As part of this initiative, Google is beginning to devise a system that would verify the identities of public figures who sign up for the service, said Brett Schulte, a Hollywood consultant and organizer of social-media gatherings called Tweet House.

The validation process would prevent people from impersonating celebrities and perhaps feature a button on legitimate profiles similar to Twitter's "verified" stamp, said Schulte, who said he discussed the project with Google employees.

A Google spokeswoman declined to comment. "We aren't yet sharing any details on future plans around Google+," she wrote in an e-mail. "We plan to add a lot of features and functionality to Google+ over time."

Google put out a call recently for applicants to join its "business profiles" test program, which will allow companies to create special Google+ accounts.

For profile verification, Google is still weighing how the method would work. One option the team considered would involve asking a celebrity to fax a copy of his or her driver's licenses to the company, Schulte said.

More likely, Google will arrange a list of the top talent agents and consultants who would be able to file requests directly, Schulte said. "They seemed to be very interested in having celebrities," he said.

In 2008, Google launched a trial program in the United States that allowed people to validate the identities tied to their Google Profiles. The system could check someone's name and phone number against telephone records and ask them to enter a PIN code upon receiving a call, or enter a credit-card number to be checked against a third-party database. In exchange, people would get a green "verified name" badge on their profiles.

Twitter previously allowed anyone to apply to have a "verified" tag applied to their profile pages. The company, which has more than 300 million people using its micro-blogging service, has closed that program to the public. "But we continue to verify partners, advertisers and accounts that regularly deal with identity confusion," a Twitter spokeswoman wrote in an e-mail.

Facebook does not have a front-facing system for promoting legitimate pages, although it does have a form for "authenticating" a page to receive customer service from the company. Facebook representatives also respond to reports from users about pages that are suspected to be fake.

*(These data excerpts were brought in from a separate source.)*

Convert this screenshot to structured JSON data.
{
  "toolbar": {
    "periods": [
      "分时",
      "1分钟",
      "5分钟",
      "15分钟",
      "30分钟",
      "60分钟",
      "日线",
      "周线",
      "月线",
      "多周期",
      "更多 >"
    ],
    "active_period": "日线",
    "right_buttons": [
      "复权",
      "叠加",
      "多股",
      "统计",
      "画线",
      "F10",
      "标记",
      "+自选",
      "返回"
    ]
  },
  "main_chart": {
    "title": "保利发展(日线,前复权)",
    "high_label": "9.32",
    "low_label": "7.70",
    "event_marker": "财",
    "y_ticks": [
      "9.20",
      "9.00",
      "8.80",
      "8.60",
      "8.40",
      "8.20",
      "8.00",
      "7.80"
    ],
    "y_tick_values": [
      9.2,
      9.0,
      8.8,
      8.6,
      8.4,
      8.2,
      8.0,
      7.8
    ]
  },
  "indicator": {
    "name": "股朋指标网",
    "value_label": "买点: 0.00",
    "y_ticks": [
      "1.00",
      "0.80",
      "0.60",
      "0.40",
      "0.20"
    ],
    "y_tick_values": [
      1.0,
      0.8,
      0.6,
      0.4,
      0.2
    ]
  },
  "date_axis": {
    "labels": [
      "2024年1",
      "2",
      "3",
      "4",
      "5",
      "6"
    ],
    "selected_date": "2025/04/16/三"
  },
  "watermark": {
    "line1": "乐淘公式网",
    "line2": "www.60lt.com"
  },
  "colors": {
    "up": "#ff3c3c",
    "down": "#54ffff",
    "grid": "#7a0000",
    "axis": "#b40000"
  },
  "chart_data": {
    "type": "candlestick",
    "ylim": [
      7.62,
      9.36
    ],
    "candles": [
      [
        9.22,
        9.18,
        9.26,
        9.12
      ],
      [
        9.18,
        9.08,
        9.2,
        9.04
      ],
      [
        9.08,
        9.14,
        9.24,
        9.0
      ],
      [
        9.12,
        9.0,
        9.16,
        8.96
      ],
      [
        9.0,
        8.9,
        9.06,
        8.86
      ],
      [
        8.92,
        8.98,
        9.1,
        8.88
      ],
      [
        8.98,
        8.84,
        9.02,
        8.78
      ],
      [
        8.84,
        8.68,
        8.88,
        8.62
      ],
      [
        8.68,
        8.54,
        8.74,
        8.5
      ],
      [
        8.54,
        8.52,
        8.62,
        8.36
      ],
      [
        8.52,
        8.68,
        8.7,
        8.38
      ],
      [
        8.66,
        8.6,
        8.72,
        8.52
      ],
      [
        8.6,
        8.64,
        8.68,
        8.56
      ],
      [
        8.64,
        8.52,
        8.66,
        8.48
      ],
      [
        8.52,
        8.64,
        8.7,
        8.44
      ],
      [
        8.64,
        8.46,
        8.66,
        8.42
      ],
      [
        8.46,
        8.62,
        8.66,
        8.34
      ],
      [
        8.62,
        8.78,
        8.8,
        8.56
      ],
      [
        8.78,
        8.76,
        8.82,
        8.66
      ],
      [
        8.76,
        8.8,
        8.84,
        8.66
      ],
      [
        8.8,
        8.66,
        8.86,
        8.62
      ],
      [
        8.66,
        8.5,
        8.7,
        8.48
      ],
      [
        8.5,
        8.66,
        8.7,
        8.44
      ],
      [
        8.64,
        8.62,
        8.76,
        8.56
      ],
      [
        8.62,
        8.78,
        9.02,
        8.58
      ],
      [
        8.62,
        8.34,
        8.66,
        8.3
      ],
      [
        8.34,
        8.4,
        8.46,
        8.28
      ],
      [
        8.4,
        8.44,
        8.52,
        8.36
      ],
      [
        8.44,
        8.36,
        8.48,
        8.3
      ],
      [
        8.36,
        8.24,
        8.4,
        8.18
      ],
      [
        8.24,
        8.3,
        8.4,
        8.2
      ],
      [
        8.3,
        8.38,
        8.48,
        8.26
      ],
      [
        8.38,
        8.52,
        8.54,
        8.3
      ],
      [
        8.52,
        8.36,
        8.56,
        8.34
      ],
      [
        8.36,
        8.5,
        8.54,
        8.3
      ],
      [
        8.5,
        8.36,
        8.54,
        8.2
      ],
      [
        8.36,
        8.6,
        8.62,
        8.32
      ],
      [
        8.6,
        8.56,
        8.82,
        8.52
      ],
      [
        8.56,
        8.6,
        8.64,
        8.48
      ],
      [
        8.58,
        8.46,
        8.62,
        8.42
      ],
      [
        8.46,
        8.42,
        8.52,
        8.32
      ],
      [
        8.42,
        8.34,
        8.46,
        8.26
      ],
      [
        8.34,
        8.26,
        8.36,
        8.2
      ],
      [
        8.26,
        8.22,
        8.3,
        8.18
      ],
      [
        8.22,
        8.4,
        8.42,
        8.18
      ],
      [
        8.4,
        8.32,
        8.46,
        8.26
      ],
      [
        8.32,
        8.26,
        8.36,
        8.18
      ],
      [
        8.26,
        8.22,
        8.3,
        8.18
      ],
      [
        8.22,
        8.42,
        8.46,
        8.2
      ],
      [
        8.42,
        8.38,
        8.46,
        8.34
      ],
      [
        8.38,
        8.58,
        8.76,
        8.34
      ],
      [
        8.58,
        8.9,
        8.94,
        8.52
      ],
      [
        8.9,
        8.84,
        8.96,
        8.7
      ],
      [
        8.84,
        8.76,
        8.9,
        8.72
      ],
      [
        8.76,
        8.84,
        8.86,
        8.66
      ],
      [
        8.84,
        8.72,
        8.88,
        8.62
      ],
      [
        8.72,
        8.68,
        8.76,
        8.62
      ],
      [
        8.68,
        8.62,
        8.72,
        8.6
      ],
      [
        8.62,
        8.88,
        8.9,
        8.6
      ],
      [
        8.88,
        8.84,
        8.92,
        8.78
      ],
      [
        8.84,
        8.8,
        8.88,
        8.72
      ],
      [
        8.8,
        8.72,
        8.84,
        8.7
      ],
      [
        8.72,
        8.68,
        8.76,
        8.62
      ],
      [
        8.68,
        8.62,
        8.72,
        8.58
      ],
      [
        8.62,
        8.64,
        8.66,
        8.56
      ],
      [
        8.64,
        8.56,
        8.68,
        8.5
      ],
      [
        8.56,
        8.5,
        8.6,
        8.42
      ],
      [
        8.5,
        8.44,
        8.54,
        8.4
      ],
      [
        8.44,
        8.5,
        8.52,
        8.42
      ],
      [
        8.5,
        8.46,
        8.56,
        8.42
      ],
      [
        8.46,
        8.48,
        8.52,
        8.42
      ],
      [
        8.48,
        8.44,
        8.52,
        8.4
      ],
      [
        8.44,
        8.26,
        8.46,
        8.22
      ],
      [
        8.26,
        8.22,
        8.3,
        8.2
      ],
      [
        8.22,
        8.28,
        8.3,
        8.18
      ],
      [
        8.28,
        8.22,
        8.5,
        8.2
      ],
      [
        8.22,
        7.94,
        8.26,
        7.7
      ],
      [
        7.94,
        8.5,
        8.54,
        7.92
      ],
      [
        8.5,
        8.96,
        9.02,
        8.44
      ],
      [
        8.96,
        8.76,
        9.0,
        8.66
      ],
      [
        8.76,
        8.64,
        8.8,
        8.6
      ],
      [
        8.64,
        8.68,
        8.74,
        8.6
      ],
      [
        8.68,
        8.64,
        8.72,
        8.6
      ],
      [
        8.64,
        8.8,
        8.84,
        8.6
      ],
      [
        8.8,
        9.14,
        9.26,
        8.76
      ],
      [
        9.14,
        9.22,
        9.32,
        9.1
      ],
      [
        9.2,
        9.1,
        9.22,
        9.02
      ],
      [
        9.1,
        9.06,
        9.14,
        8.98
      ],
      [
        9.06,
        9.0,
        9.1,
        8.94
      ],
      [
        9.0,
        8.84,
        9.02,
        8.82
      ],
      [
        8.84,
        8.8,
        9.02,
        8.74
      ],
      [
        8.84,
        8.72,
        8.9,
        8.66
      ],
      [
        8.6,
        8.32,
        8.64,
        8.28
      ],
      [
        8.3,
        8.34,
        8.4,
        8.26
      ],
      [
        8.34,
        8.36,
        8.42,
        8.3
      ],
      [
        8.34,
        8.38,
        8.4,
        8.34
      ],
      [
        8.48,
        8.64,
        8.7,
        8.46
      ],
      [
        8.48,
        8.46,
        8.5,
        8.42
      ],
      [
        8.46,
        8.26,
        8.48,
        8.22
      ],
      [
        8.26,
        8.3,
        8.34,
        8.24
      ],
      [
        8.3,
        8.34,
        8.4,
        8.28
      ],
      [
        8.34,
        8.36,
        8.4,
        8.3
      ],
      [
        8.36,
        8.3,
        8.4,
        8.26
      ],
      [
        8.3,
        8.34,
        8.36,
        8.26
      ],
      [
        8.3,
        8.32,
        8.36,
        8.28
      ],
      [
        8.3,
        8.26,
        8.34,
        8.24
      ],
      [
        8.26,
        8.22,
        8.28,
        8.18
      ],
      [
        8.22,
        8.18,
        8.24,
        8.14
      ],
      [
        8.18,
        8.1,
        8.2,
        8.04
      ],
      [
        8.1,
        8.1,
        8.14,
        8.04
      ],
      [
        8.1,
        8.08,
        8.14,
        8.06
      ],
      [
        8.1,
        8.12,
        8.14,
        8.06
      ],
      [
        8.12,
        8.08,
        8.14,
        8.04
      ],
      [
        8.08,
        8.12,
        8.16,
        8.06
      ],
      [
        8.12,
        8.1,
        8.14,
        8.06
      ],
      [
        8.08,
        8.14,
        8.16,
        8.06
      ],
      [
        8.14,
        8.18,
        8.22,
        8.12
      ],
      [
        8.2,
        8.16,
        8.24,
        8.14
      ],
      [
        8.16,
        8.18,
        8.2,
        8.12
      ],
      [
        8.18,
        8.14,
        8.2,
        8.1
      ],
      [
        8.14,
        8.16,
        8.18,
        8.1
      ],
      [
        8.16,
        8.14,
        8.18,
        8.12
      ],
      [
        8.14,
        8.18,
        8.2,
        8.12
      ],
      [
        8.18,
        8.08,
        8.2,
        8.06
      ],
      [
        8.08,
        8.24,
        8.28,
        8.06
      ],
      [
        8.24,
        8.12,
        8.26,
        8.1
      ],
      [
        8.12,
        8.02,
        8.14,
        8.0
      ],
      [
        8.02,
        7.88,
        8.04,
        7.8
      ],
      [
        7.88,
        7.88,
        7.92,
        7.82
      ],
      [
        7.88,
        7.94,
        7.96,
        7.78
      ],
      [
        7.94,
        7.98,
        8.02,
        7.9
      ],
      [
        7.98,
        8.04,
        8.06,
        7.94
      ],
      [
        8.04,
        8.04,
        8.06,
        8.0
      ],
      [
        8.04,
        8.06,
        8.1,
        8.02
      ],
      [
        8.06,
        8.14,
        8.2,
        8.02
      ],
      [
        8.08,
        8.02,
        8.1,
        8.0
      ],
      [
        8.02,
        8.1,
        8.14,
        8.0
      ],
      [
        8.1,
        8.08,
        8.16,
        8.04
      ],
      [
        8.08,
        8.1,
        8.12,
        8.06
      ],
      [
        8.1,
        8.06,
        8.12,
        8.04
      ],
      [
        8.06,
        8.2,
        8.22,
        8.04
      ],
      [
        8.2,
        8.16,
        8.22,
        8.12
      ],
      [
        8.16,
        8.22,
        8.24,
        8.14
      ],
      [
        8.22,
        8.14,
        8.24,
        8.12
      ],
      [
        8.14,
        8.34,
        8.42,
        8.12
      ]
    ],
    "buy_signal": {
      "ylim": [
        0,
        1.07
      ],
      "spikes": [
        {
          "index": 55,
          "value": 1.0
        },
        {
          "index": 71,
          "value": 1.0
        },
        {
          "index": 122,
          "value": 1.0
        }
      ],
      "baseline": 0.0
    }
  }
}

Being "verified" on Twitter has become something of a status symbol. It's sought after among celebrities who take to the service. Schulte is one of a select group of insiders who help celebs, such as singer George Michael and CNN's Dr. Drew Pinsky, get into the verification program.

Michael "Psycho Mike" Catherwood, the radio personality who was the first eliminated on the recent season of "Dancing With the Stars," had his Twitter account verified a week ago with the help of Schulte.

Catherwood, like many celebrities, has little interest in joining Google+ but would consider doing so if Google offered him incentives such as validating or promoting his profile while eliminating imposters.

"For a living, I voice my opinion, and so I'm very guarded and very protective of my opinion," Catherwood said. "I don't want anyone to muddy up the waters with false opinions that seem to be."

Google+ is off to a promising start, especially with tech-savvy early adopters. It added 10 million members in less than three weeks, Google reported on its quarterly earnings call last week. It looks to be on a similar trajectory as Twitter was during the network's fledgling period, with a similar list of Internet notables among the most followed.

But Twitter reached a new stratosphere when it got the endorsements from athletes and luminaries, such as Ashton Kutcher and President Barack Obama.

Google appears to be looking to trace that blueprint to reach a wider audience with Google+. The company has managed to get big names, such as Lady Gaga and Tina Fey, to drop by its campus to speak for YouTube audiences, but the challenge will be getting each actively to maintain yet another online profile.

Complicating that task, Google+ got off to a less auspicious start with at least one celeb. Actor William Shatner said his account there was unexpectedly deactivated after greeting his fans and later reinstated.